Abstract 811: The Role of Mitochondrial Stress and the Late Sodium Current in Ibrutinib-Mediated Atrial Fibrillation

Abstract

Background: Ibrutinib (a Bruton’s tyrosine kinase inhibitor, BTKI) is rapidly becoming the treatment of choice for many B-cell malignancies, but its proarrhythmic effects may limit its widespread use. GWAS have consistently identified an AF risk locus on chromosome (chr) 4q25, and the nearest gene Pitx2c has been implicated in AF development as evidenced by increased AF in Pitx2c +/- mice which serve as an experimental model for clinical AF. Objective: To assess the role of the late cardiac Na current (I Na,L ) and oxidative stress in mediating increased susceptibility to AF in Pitx2c +/- mice which are genetically prone to developing AF as well as in atrial human induced pluripotent stem cell-derived cardiomyocytes (hiPSC-CMs) exposed to ibrutinib. Method: Pitx2c +/- mice were administered ibrutinib (30mg/kg/day IP) for 14 days while atrial hiPSC-CMs were exposed to ibrutinib for 48 hrs. Results: There was a graded increase in AF episodes and burden with the number of days the Pitx2c +/- mice were exposed to ibrutinib versus controls ( Fig. 1A ). The action potential duration at 90% repolarization and the I Na-L were markedly prolonged ( Fig. 1B-C ).
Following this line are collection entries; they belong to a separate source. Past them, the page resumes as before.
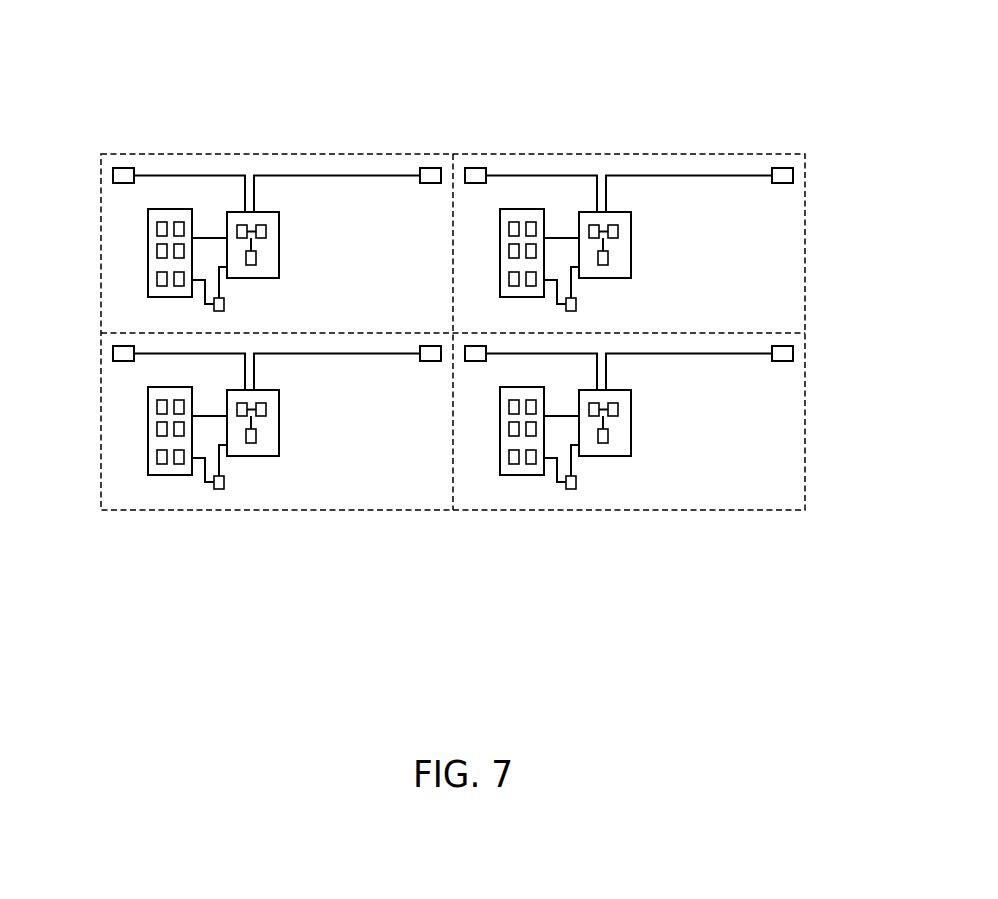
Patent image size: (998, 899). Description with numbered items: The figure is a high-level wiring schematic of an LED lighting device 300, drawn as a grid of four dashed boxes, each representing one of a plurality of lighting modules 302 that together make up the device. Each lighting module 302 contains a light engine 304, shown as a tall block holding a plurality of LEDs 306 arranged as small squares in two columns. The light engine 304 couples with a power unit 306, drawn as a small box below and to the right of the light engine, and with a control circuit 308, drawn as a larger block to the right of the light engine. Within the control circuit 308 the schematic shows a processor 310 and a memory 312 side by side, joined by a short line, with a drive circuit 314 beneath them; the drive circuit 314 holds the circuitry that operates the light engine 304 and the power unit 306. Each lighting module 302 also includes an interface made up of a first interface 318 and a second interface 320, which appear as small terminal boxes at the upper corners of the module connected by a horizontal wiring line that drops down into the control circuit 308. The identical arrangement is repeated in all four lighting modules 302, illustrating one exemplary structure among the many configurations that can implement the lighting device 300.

The LED lighting device 300 is at (886, 74).
The lighting module 302 is at (285, 140).
The light engine 304 is at (148, 266).
The LEDs / power unit 306 is at (148, 228).
The control circuit 308 is at (282, 232).
The processor 310 is at (242, 224).
The memory 312 is at (260, 224).
The drive circuit 314 is at (252, 265).
The first interface 318 is at (430, 156).
The second interface 320 is at (123, 157).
Furthermore, we observed a significant increase in mitochondrial fragmentation ( Fig. 1D-E ) and superoxide production ( Fig. 1F-G ) in ibrutinib treated atrial hiPSC-CMs versus controls. Conclusion: We showed in Pitx2c +/- mice and atrial hiPSC-CMs that ibrutinib-mediated AF may in part be related to enhanced I Na-L and mitochondrial dysfunction leading to increased oxidative stress. Patients undergoing ibrutinib treatment may benefit from novel therapies which target mitochondrial dysfunction or the late cardiac sodium current.